Едва ли у нее в то время оставалась еще какая-то любовь к мужу – скандалисту и пьянице. Но вдовье нищенское существование и двое детей, один из которых в тюрьме, а второй – малолетка…
– Ладно… – сказал я. И заплакал снова…
С той поры отчим почти не говорил со мной. Я с ним тоже. Он смотрел на меня ощетиненно и воровато. А осенью, когда мне исполнилось шестнадцать, постарался даже «спихнуть» меня из дома:
– Пусть идет куда-нибудь в общежитие.
Я получил паспорт и должен был прописаться в своей квартире, как взрослый жилец, а отчим спрятал домовую книгу. В самом деле, что ли, думал, что я пойду искать общежитие? Я пошел в городскую прокуратуру. Меня приняли быстро и выслушали с пониманием. В тот же день отчим был вызван туда повесткой и, судя по всему, получил крепкую вздрючку. Потом он громко жаловался, что я «поступил не по-товарищески» и что можно был решить семейный спор, не вынося сор из избы. Я слушал молча и думал: «Ты ведь живешь только благодаря случаю: мама вовремя сказала нужные слова, а у меня хватило ума послушать. Могло быть иначе…» При этом я держал у груди и гладил кота по имени Рыжий – Муськиного сына. Знал, что этого моего любимца отчим не посмеет тронуть ни при каких условиях…

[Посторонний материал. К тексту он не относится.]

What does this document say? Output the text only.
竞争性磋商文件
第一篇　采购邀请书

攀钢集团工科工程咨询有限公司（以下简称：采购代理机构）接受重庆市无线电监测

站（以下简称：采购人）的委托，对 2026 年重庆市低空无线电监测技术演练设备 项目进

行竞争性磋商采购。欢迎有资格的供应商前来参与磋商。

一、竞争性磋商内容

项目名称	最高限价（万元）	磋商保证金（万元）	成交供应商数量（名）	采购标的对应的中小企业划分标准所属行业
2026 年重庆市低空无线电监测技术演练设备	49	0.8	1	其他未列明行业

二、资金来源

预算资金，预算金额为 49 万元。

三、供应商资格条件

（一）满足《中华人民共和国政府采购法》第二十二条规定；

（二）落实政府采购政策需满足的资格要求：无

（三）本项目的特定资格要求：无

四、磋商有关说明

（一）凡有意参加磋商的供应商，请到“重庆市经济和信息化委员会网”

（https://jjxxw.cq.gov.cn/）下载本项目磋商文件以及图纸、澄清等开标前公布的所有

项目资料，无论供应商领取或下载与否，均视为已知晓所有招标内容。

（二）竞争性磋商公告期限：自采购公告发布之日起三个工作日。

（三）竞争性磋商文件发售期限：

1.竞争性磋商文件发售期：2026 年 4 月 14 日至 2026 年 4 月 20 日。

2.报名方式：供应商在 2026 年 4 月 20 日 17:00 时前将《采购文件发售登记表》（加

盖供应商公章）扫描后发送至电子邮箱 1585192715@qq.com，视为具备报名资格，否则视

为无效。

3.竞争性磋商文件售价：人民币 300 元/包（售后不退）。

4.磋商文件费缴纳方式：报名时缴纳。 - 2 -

Потом я уехал в университет и с той поры бывал в Тюмени только на каникулах. Отношения с отчимом были ровные, он видел во мне теперь взрослого человека, журналиста. Порой мы даже распивали вместе бутылочку. Но Муську ему я так и не простил.
…Я понимаю, как далеко увели меня воспоминания от сюжета с охотой на воробьев. Но в этих воспоминаниях – те же чувства, с которыми я придумывал повесть «Облака возвращаются с запада». Ощущение печали, незаслуженных детских обид, голода и послевоенного неуюта.
Но ведь было и другое! Были радости детства и крепкие друзья, и это в те времена (да и потом, всю жизнь) казалось главным.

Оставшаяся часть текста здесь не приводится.